Thursday, August 21, 2008

Large US Bank Collapse Ahead

Just as the dust settled over the recent months, hoping there's no more economical and financial setbacks, the truth is yet to be known. Largely, weak governance has resulted into a global financial crisis.

SINGAPORE, Aug 19 - The worst of the global financial crisis is yet to come and a large U.S. bank will fail in the next few months as the world's biggest economy hits further troubles, former IMF chief economist Kenneth Rogoff said on Tuesday.

"The U.S. is not out of the woods. I think the financial crisis is at the halfway point, perhaps. I would even go further to say 'the worst is to come'," he told a financial conference.

"We're not just going to see mid-sized banks go under in the next few months, we're going to see a whopper, we're going to see a big one, one of the big investment banks or big banks," said Rogoff, who is an economics professor at Harvard University and was the International Monetary Fund's chief economist from 2001 to 2004.

"We have to see more consolidation in the financial sector before this is over," he said, when asked for early signs of an end to the crisis.

"Probably Fannie Mae and Freddie Mac -- despite what U.S. Treasury Secretary Hank Paulson said -- these giant mortgage guarantee agencies are not going to exist in their present form in a few years."

Rogoff's comments come as investors dumped shares of the largest U.S. home funding companies Fannie Mae and Freddie Mac on Monday after a newspaper report said government officials may have no choice but to effectively nationalise the U.S. housing finance titans.

A government move to recapitalise the two companies by injecting funds could wipe out existing common stock holders, the weekend Barron's story said. Preferred shareholders and even holders of the two government-sponsored entities' $19 billion of subordinated debt would also suffer losses. [ID:nN18494933]

Rogoff said multi-billion dollar investments by sovereign wealth funds from Asia and the Middle East in western financial firms may not necessarily result in large profits because they had not taken into account the broader market conditions that the industry faces.

"There was this view early on in the crisis that sovereign wealth funds could save everybody. Investment banks did something stupid, they lost money in the sub-prime, they're great buys, sovereign wealth funds come in and make a lot of money by buying them.

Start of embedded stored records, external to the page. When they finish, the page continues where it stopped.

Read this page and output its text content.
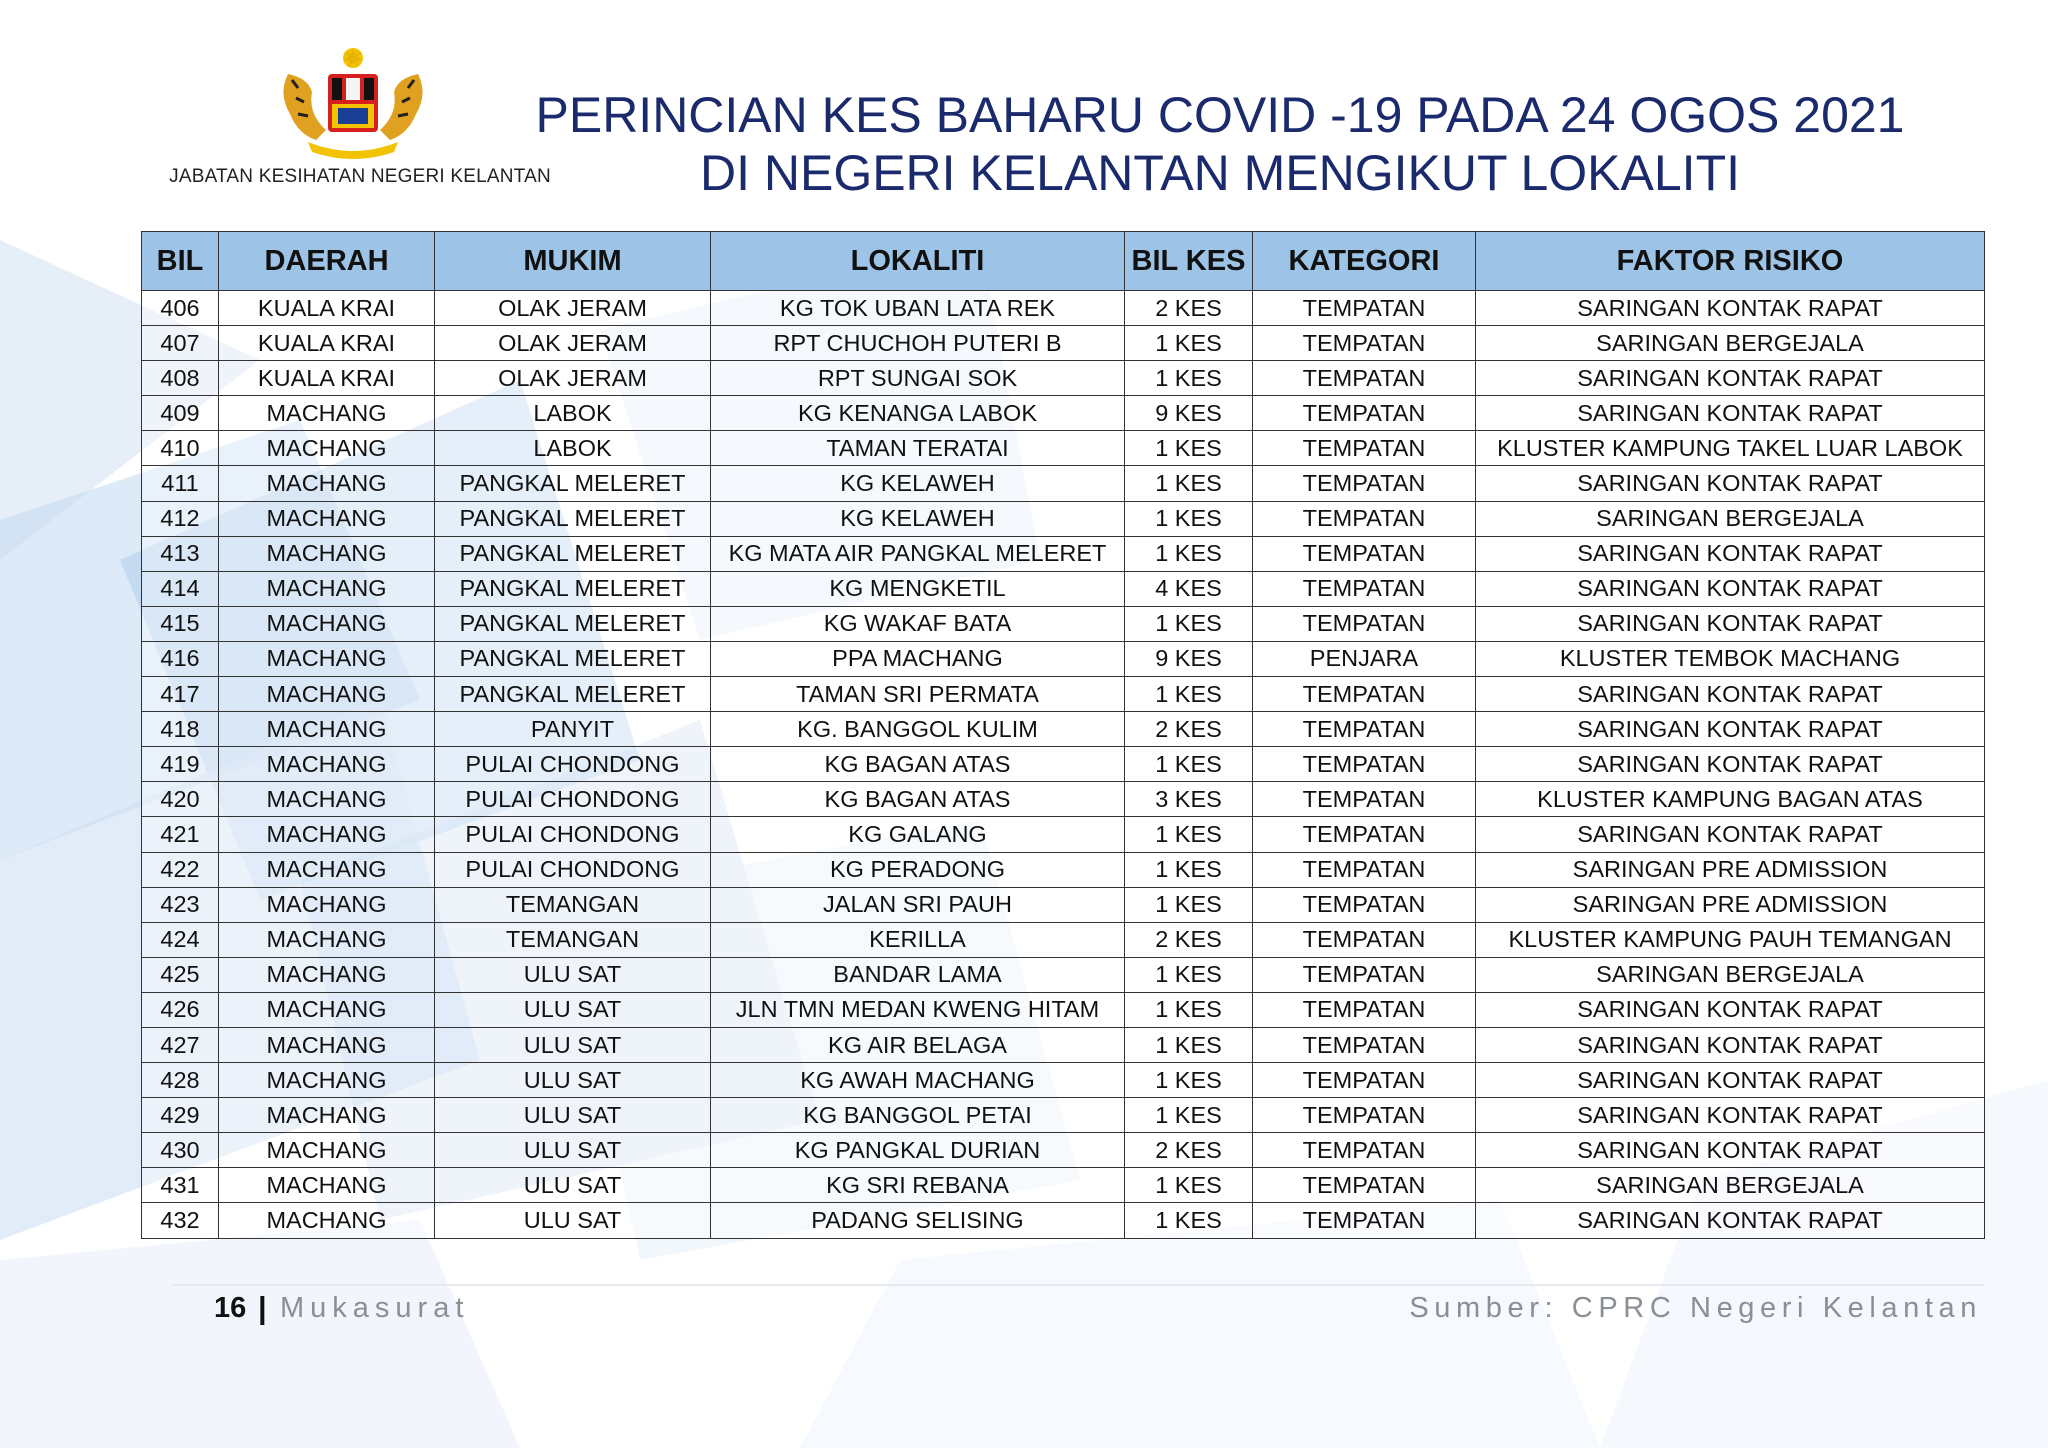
JABATAN KESIHATAN NEGERI KELANTAN
PERINCIAN KES BAHARU COVID -19 PADA 24 OGOS 2021
DI NEGERI KELANTAN MENGIKUT LOKALITI
BIL	DAERAH	MUKIM	LOKALITI	BIL KES	KATEGORI	FAKTOR RISIKO
406	KUALA KRAI	OLAK JERAM	KG TOK UBAN LATA REK	2 KES	TEMPATAN	SARINGAN KONTAK RAPAT
407	KUALA KRAI	OLAK JERAM	RPT CHUCHOH PUTERI B	1 KES	TEMPATAN	SARINGAN BERGEJALA
408	KUALA KRAI	OLAK JERAM	RPT SUNGAI SOK	1 KES	TEMPATAN	SARINGAN KONTAK RAPAT
409	MACHANG	LABOK	KG KENANGA LABOK	9 KES	TEMPATAN	SARINGAN KONTAK RAPAT
410	MACHANG	LABOK	TAMAN TERATAI	1 KES	TEMPATAN	KLUSTER KAMPUNG TAKEL LUAR LABOK
411	MACHANG	PANGKAL MELERET	KG KELAWEH	1 KES	TEMPATAN	SARINGAN KONTAK RAPAT
412	MACHANG	PANGKAL MELERET	KG KELAWEH	1 KES	TEMPATAN	SARINGAN BERGEJALA
413	MACHANG	PANGKAL MELERET	KG MATA AIR PANGKAL MELERET	1 KES	TEMPATAN	SARINGAN KONTAK RAPAT
414	MACHANG	PANGKAL MELERET	KG MENGKETIL	4 KES	TEMPATAN	SARINGAN KONTAK RAPAT
415	MACHANG	PANGKAL MELERET	KG WAKAF BATA	1 KES	TEMPATAN	SARINGAN KONTAK RAPAT
416	MACHANG	PANGKAL MELERET	PPA MACHANG	9 KES	PENJARA	KLUSTER TEMBOK MACHANG
417	MACHANG	PANGKAL MELERET	TAMAN SRI PERMATA	1 KES	TEMPATAN	SARINGAN KONTAK RAPAT
418	MACHANG	PANYIT	KG. BANGGOL KULIM	2 KES	TEMPATAN	SARINGAN KONTAK RAPAT
419	MACHANG	PULAI CHONDONG	KG BAGAN ATAS	1 KES	TEMPATAN	SARINGAN KONTAK RAPAT
420	MACHANG	PULAI CHONDONG	KG BAGAN ATAS	3 KES	TEMPATAN	KLUSTER KAMPUNG BAGAN ATAS
421	MACHANG	PULAI CHONDONG	KG GALANG	1 KES	TEMPATAN	SARINGAN KONTAK RAPAT
422	MACHANG	PULAI CHONDONG	KG PERADONG	1 KES	TEMPATAN	SARINGAN PRE ADMISSION
423	MACHANG	TEMANGAN	JALAN SRI PAUH	1 KES	TEMPATAN	SARINGAN PRE ADMISSION
424	MACHANG	TEMANGAN	KERILLA	2 KES	TEMPATAN	KLUSTER KAMPUNG PAUH TEMANGAN
425	MACHANG	ULU SAT	BANDAR LAMA	1 KES	TEMPATAN	SARINGAN BERGEJALA
426	MACHANG	ULU SAT	JLN TMN MEDAN KWENG HITAM	1 KES	TEMPATAN	SARINGAN KONTAK RAPAT
427	MACHANG	ULU SAT	KG AIR BELAGA	1 KES	TEMPATAN	SARINGAN KONTAK RAPAT
428	MACHANG	ULU SAT	KG AWAH MACHANG	1 KES	TEMPATAN	SARINGAN KONTAK RAPAT
429	MACHANG	ULU SAT	KG BANGGOL PETAI	1 KES	TEMPATAN	SARINGAN KONTAK RAPAT
430	MACHANG	ULU SAT	KG PANGKAL DURIAN	2 KES	TEMPATAN	SARINGAN KONTAK RAPAT
431	MACHANG	ULU SAT	KG SRI REBANA	1 KES	TEMPATAN	SARINGAN BERGEJALA
432	MACHANG	ULU SAT	PADANG SELISING	1 KES	TEMPATAN	SARINGAN KONTAK RAPAT
16 | Mukasurat	Sumber: CPRC Negeri Kelantan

"That view neglects the point that the financial system has become very bloated in size and needed to shrink," Rogoff told the conference in Singapore, whose wealth funds GIC and Temasek [TEM.UL] have invested billions in Merrill Lynch and Citigroup .

In response to the sharp U.S. housing retrenchment and turmoil in credit markets, the U.S. Federal Reserve has reduced interest rates by a cumulative 3.25 percentage points to 2 percent since mid-September.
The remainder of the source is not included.